Ricordea Yuma seems to hold color more consistently, although they may lighten or darken, they do not seem to actually morph into something else the way R. Floridas can.

(R. Floridas remind me of Hydrangia (sp?) flowers- (they are pink or blue or somewhere between - depending on the PH of the soil they grow in.) There are some factors in the way these change colors that I have not pinpointed yet, although I suspect it is a combination of environmental changes!)

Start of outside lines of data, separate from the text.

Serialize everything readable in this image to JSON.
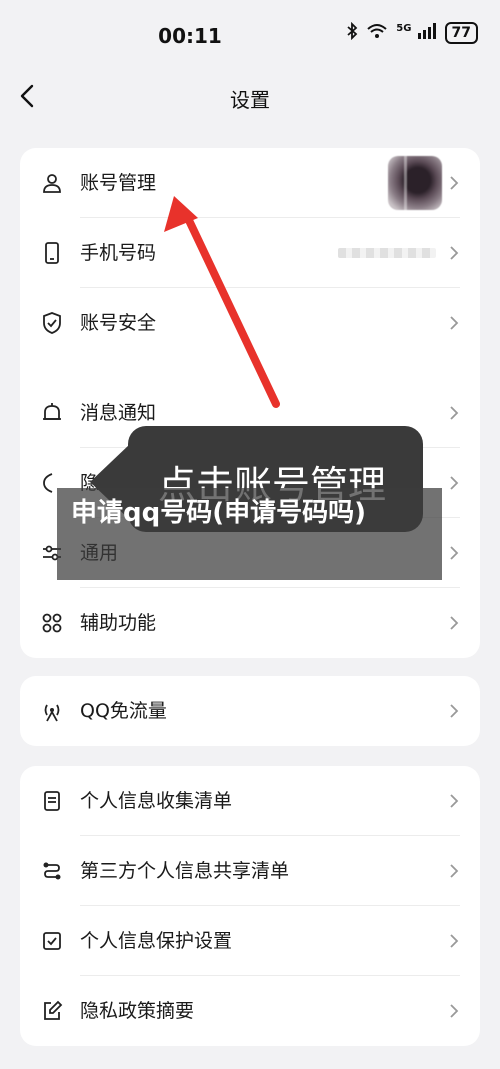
{
  "status_bar": {
    "time": "00:11",
    "network": "5G",
    "battery": "77"
  },
  "nav": {
    "title": "设置"
  },
  "group1": [
    {
      "label": "账号管理",
      "icon": "person-icon"
    },
    {
      "label": "手机号码",
      "icon": "phone-icon"
    },
    {
      "label": "账号安全",
      "icon": "shield-icon"
    },
    {
      "label": "消息通知",
      "icon": "bell-icon"
    },
    {
      "label": "隐私",
      "icon": "privacy-icon"
    },
    {
      "label": "通用",
      "icon": "sliders-icon"
    },
    {
      "label": "辅助功能",
      "icon": "grid-icon"
    }
  ],
  "group2": [
    {
      "label": "QQ免流量",
      "icon": "signal-icon"
    }
  ],
  "group3": [
    {
      "label": "个人信息收集清单",
      "icon": "document-icon"
    },
    {
      "label": "第三方个人信息共享清单",
      "icon": "share-icon"
    },
    {
      "label": "个人信息保护设置",
      "icon": "checkbox-icon"
    },
    {
      "label": "隐私政策摘要",
      "icon": "edit-icon"
    }
  ],
  "tooltip": {
    "text": "点击账号管理"
  },
  "banner": {
    "text": "申请qq号码(申请号码吗)"
  },
  "colors": {
    "arrow": "#e8322b",
    "tooltip_bg": "#3a3a3a"
  }
}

FWIW, I have experimented with R. Floridas and R. Yumas under 1,000 watt Metal Halide to see how they responded. Within about a month they opened fully and comfortably, as long as they did not have too much current. I am getting some interesting coloration under big lighting, although I find the 250-watt Radiums on Sunlight Supply Pulse start ballasts to be my favorite Ricordea lights.

Darren Walker

Last edited by Anemone; 06/08/2003 at 06:40 PM.